AbstractPrivate elementary schools in Mexico are usually seen by wealthy and middle-class families as an alternative to public education. However, private schools have not been seen until very recently as an academic alternative for the poor. In my dissertation, I used data on students from poor families (beneficiaries of Oportunidades program) attending sixth grade of elementary school, who participated in the Quality and Educational Achievement Test assessment 2009 (EXCALE06-2009), to evaluate if there is a private school advantage for the poor in Mathematics in Mexico. I also investigated the extent to what achievement differential is explained by important features of private schools, such as physical resources, school management, teacher quality, teaching practices and classroom organization, and peer group composition. I used propensity score-matching to correct for bias arising from the self-sorting of students into type of schools.

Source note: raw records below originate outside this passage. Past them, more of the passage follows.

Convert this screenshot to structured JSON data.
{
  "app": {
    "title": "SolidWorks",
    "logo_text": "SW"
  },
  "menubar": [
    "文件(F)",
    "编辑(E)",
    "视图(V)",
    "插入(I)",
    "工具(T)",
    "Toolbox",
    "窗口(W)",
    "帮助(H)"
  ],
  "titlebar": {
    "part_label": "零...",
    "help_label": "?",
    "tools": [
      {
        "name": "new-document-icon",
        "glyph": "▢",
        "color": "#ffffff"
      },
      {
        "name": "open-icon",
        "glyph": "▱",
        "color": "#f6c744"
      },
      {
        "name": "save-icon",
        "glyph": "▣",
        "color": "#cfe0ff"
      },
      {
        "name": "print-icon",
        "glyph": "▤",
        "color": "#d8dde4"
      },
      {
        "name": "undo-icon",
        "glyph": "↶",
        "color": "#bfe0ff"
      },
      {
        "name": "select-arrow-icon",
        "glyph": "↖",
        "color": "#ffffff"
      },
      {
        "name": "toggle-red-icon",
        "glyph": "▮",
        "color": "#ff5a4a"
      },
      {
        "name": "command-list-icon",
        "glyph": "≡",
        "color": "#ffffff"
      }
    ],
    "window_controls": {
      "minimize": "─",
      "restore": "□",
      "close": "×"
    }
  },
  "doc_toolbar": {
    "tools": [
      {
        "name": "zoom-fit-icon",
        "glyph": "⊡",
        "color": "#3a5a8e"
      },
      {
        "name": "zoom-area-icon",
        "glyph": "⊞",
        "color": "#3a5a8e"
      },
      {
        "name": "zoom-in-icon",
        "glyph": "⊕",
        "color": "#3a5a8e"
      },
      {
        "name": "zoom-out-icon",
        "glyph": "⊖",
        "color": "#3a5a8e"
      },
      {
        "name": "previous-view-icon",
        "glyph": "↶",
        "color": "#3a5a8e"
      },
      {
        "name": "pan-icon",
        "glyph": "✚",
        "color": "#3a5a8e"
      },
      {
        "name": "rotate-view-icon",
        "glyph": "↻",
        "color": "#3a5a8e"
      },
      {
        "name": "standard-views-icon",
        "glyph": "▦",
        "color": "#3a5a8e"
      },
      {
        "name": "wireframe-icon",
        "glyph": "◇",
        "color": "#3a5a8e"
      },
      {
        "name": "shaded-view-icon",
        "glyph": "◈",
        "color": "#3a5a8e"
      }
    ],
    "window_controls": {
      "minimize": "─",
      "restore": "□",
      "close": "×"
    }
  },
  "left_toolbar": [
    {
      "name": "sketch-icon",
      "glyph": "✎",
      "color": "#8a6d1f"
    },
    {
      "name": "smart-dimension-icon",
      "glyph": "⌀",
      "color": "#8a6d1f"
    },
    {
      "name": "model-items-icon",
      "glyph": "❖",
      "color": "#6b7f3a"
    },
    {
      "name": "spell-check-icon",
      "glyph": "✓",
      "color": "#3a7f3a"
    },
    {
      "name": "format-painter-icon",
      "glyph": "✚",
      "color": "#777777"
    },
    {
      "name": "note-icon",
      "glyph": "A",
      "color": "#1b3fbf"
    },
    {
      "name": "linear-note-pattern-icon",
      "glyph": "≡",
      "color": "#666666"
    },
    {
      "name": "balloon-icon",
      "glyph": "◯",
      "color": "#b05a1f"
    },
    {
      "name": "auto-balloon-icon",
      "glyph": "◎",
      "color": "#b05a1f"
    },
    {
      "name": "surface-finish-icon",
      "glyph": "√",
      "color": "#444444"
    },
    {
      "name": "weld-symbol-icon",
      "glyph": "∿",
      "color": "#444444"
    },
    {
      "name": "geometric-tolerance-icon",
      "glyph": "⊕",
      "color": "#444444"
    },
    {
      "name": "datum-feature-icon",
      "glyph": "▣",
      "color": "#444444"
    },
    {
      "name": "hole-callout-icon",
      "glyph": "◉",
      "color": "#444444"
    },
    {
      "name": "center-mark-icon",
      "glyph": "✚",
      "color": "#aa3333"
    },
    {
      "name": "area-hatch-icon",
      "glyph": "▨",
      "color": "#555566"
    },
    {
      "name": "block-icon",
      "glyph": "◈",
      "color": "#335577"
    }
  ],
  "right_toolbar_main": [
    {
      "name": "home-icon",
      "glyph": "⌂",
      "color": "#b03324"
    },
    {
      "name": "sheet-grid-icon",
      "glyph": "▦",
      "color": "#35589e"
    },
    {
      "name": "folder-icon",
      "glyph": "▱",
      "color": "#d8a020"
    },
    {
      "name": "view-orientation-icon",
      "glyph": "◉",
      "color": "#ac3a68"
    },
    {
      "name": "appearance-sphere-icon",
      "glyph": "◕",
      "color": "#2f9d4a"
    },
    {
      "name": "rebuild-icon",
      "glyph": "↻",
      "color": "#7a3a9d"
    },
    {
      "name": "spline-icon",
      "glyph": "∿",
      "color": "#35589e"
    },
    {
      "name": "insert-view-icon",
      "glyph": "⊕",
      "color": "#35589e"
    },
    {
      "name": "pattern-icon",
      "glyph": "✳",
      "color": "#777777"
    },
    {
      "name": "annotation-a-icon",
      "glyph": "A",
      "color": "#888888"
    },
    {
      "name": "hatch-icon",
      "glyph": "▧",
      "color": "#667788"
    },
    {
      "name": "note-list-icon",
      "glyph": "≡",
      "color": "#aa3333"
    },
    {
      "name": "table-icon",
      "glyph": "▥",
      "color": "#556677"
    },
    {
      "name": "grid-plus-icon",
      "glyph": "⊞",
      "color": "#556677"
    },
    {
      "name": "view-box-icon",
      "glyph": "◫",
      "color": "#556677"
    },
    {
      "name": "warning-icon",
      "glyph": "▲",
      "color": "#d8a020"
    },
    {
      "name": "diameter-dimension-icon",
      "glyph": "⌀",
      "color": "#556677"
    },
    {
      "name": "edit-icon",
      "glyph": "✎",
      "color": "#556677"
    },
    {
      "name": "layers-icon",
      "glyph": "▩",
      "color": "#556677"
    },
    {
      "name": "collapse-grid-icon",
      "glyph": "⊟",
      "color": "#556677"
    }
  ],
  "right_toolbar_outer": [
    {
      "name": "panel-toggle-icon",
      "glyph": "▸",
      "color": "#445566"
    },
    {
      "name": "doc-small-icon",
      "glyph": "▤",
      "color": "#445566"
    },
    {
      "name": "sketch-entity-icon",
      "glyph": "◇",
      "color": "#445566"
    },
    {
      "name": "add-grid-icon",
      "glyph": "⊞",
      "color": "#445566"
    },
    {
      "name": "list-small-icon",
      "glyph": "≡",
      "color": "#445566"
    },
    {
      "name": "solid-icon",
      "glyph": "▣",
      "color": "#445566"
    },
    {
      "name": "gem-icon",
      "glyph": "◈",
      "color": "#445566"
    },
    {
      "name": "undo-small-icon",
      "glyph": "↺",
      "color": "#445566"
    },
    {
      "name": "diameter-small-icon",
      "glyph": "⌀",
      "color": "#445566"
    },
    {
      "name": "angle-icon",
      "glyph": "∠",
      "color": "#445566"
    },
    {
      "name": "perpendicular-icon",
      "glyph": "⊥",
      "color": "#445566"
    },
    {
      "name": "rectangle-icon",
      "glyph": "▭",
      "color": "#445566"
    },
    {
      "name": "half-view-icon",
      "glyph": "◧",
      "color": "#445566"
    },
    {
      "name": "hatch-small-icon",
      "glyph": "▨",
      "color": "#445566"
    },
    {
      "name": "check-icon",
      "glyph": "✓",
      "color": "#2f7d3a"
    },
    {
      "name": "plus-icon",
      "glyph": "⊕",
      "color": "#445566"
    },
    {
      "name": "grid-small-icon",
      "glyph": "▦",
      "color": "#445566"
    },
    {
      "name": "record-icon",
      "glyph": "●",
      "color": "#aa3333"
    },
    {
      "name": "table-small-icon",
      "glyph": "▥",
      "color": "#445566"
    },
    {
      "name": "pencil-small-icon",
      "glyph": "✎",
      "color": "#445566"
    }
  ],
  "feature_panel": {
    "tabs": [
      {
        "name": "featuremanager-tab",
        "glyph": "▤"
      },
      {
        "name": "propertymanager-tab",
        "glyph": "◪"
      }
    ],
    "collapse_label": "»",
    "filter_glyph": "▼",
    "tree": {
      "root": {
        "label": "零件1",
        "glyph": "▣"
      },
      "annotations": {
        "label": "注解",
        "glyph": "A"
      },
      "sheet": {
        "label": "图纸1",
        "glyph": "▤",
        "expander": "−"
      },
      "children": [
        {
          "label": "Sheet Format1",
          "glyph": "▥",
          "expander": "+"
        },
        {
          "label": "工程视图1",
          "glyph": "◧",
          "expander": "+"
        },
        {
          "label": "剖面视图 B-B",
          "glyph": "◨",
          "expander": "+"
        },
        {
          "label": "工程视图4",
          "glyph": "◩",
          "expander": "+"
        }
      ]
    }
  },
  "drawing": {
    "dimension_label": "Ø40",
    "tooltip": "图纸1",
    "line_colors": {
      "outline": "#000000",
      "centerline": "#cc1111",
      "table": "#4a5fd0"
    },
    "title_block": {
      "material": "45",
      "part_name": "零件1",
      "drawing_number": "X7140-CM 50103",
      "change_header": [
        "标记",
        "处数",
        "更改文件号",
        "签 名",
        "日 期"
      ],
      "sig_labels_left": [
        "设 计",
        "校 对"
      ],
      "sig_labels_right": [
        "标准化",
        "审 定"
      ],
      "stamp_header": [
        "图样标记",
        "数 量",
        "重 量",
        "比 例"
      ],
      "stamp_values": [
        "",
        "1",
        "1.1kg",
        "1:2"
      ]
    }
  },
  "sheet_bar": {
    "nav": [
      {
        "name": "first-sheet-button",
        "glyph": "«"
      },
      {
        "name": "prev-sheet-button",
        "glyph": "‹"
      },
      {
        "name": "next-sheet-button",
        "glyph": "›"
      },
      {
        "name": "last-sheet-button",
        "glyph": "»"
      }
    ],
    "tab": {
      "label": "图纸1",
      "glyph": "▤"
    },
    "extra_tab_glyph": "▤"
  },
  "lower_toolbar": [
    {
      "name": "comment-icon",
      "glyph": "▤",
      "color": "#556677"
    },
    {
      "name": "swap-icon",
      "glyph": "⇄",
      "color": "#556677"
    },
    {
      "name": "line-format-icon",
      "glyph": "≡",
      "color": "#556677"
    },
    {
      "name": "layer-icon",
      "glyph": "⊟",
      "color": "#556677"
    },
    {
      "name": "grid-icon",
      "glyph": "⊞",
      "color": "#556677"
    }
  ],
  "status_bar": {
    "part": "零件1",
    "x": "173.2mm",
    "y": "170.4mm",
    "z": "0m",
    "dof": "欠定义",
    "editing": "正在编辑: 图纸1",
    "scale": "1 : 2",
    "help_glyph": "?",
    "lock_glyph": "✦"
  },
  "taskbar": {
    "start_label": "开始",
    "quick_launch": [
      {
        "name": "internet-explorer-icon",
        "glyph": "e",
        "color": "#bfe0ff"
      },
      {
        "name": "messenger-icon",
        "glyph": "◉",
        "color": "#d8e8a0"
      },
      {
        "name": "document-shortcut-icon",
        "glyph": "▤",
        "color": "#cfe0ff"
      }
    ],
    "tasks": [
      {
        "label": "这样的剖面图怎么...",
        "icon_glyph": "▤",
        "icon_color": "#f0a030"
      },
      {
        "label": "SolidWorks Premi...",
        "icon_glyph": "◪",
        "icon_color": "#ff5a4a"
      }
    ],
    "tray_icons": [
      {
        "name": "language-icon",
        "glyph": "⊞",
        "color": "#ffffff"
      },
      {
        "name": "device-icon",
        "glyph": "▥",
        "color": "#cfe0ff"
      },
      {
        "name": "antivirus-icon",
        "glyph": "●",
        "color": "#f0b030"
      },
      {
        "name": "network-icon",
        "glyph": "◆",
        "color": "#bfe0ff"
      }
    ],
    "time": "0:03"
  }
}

I concluded that private schools in Mexico offer a clear advantage for poor students in elementary education, even after accounting for selection bias. On average, private school students who are beneficiaries of Oportunidades program outperformed their public counterparts by 48 test points in Mathematics, or 48% of a standard deviation. The results passed different robustness checks and are technically reliable.
The 0.48 sd effect size of private school is larger relative to much of the existing literature, especially if it is compared to the results of true experiments or quasi-experiments of private schools conducted in the U.S. I hypothesize that these large results might have to do in part with two factors: the use of the right counterfactual for this research: poor students attending private urban schools; and the fact that students in the sample attending private schools are all beneficiaries of Oportunidades, a comprehensive poverty alleviation program. This might mean that the treatment under study is more complex than just private schooling.
After statistically accounting for selection bias, all of the remaining private school effect is accounted for by identifiable school factors. Peer group composition, school management, teacher practices and classroom organization, are the most important factors explaining the private school advantage in Mathematics in elementary schools in Mexico.